Мое художество за период моих отроческих лет, приблизительно с 1883 по 1886 год, было запущено. Теперь же, благодаря нашему роману, оно как-то снова воспрянуло и ожило. Состояние влюбленности само по себе вызывает творческое возбуждение, является стремление отличиться перед возлюбленной. Влюбленность более мужественных натур толкает их на воинские или на спортивные подвиги; моей же насквозь миролюбивой натуре все насильственное претило, зато к моим услугам был мой изобразительный дар. В то же время живейший интерес, который проявляла Атя к моим успехам, являлся для меня самым значительным поощрением. Дома я бывал часто обескуражен разными критическими или скептическими замечаниями братьев. Раздражало меня и их понукание: «Ты бы, Шура, больше рисовал с натуры», «Надо с натуры рисовать, чтоб делать успехи, чтоб научиться рисовать!» Мне, недавнему вундеркинду, в детстве теми же близкими захваленному, мне, привыкшему своими рисунками вызывать восторг, было прямо оскорбительно слушать теперь такие речи; быть низведенным на степень какого-то начинающего школьника! По-своему братья были безусловно правы, но их психологический подход был неверен и вызывал чувства и решения как раз обратные тем, которые представлялись им желательными. Атя же, глядевшая на мои опыты влюбленными глазами, относилась к ним не только снисходительно, но приходила от них, и даже от малейшего пустяка, в восторг, и это естественно возбуждало мое рвение. Но я и теперь «сторонился натуры», а происходило это оттого, что при работе с натуры я натыкался на технические трудности, казавшиеся мне непреодолимыми. С другой стороны, дома я видел вокруг себя слишком совершенные образцы в работах отца и братьев. Напротив, у Киндов искусство, кроме музыки, не было чем-то домашним, обыденным, и там мое художество, лишенное непосредственных сравнений, производило более выгодное впечатление, да и мне самому оно лучше нравилось.

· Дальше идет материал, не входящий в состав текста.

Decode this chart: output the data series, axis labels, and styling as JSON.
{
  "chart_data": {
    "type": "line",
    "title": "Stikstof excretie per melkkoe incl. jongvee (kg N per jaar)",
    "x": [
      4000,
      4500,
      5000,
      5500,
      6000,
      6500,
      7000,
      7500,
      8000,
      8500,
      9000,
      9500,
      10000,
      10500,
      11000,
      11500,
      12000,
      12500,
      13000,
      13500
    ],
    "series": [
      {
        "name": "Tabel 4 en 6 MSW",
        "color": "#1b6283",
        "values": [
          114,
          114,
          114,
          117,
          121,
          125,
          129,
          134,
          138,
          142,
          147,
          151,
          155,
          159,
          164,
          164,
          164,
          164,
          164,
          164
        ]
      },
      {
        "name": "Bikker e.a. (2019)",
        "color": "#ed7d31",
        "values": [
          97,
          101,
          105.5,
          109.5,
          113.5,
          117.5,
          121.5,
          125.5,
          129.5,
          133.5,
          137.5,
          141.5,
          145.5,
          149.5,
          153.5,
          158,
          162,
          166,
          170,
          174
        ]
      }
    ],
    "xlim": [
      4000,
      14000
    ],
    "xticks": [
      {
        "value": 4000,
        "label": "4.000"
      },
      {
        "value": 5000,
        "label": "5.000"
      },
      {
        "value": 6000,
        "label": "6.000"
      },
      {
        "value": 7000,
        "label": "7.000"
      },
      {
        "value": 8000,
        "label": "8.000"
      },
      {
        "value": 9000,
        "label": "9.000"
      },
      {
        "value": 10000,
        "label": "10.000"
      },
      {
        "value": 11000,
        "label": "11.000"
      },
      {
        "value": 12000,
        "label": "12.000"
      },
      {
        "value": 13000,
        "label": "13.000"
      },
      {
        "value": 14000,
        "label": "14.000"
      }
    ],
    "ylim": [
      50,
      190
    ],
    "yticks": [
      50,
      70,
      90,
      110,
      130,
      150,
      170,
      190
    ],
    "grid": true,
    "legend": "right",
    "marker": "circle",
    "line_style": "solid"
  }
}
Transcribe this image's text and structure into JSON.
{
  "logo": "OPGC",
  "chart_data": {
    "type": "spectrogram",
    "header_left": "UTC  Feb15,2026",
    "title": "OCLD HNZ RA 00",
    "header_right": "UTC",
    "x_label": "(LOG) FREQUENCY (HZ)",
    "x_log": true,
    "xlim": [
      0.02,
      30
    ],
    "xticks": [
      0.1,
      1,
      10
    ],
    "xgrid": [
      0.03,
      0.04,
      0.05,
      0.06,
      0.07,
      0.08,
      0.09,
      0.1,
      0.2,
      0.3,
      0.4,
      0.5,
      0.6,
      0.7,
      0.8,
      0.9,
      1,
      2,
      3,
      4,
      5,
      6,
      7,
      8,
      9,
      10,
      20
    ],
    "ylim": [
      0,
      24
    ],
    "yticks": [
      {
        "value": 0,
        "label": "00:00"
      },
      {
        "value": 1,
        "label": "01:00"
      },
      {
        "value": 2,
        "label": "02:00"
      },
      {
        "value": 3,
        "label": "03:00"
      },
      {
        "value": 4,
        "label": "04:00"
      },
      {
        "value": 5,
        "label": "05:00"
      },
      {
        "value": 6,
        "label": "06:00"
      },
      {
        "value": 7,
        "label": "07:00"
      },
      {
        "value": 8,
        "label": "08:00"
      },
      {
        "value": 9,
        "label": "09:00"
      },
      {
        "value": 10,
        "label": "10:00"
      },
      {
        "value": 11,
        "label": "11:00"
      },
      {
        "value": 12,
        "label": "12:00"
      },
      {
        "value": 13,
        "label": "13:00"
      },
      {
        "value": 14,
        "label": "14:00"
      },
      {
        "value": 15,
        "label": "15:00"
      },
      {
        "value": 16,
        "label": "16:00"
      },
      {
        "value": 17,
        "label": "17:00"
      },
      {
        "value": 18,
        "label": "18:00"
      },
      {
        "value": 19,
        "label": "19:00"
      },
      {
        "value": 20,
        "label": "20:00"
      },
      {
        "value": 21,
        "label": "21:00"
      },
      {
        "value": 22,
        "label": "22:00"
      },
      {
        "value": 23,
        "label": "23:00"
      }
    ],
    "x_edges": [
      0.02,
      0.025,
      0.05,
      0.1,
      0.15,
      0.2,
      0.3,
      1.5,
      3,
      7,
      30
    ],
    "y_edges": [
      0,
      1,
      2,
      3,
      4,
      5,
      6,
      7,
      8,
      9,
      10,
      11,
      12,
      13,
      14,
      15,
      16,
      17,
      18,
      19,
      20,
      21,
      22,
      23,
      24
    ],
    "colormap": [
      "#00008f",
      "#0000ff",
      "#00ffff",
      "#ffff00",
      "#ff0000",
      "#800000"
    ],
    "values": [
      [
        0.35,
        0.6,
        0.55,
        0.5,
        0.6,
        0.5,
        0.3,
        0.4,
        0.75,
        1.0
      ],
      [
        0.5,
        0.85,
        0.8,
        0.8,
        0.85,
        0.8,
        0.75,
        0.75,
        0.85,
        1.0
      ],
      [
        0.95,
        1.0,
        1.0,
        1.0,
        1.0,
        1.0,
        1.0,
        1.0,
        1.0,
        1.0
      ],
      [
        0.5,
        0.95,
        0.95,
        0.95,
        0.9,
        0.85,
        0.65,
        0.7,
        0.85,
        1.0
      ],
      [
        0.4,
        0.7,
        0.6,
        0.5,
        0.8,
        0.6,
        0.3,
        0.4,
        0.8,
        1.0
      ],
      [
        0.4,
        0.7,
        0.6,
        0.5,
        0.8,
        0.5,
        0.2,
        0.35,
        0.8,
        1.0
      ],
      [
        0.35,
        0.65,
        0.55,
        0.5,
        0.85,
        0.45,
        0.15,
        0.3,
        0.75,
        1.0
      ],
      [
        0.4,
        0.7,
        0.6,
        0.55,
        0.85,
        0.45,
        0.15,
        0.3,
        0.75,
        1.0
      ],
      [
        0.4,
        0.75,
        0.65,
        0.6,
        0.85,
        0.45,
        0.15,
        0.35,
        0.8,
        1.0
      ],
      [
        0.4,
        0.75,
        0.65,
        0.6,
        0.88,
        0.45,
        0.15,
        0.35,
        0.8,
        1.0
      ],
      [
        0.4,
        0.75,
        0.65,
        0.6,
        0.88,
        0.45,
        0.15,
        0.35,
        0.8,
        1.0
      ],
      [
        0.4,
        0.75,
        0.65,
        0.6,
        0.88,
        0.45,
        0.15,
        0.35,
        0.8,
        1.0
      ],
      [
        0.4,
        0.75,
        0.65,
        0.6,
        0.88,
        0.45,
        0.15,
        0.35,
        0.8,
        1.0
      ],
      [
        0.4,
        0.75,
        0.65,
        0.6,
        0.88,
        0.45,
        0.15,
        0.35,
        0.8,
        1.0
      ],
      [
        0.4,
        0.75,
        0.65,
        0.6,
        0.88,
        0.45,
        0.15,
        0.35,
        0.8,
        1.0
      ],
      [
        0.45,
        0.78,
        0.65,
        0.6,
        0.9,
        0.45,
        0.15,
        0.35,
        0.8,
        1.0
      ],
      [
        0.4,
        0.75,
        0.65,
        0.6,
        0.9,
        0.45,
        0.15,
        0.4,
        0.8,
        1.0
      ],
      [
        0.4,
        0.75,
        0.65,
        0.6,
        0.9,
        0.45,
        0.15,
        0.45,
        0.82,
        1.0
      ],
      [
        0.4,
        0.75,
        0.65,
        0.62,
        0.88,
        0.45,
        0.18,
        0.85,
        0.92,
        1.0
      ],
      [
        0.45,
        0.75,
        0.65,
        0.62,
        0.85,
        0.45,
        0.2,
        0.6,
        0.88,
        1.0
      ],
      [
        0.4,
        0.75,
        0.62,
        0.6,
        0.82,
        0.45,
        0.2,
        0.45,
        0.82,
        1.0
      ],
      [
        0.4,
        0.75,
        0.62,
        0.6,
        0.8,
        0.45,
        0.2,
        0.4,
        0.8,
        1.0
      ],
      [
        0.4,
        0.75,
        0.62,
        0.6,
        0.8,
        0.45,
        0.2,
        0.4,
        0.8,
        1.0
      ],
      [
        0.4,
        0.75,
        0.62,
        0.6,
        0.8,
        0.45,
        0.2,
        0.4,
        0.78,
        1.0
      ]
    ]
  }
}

При моей театромании было естественно, что почти все мои художественные опыты тех лет были посвящены театру. Как раз однажды за вечерним чаепитием Д. В. Григорович стал в самых пламенных выражениях превозносить искусство великих театральных декораторов прошлого — Бибиены, Сервандони, и в заключение произнес запавшую мне в душу фразу: «Вот Шура должен был бы сделаться декоратором, пойти по стопам этих изумительных художников-волшебников». Папа поддержал приятеля, да и сам он не раз при мне с восторгом вспоминал о театральных спектаклях своей молодости и как раз о произведениях обоих Гонзаго (отца и сына), а также чудесных декораторов Каноппи и Корсини. Три великолепных рисунка того Бибиены, который работал при дворе Елизаветы Петровны, доставшиеся от деда Кавоса, хранились у отца в папках (впоследствии папочка подарил их мне; они были вставлены в рамы и служили украшением нашей столовой. Их чрезмерно большой формат не позволил мне их взять с собой в эмиграцию. Один из этих эскизов я воспроизвел в моей «Истории живописи»). Папочка сам неоднократно пробовал свои силы в декорации. У меня сохранилась очаровательная его акварель, являющаяся проектом для переднего занавеса того театра в Академии художеств, который был устроен в дни президентства князя Гагарина. Да, в сущности, театральной декорацией является и тот его «архитектурный синтез» (акварель очень большого формата), что хранится в Русском музее в Петербурге.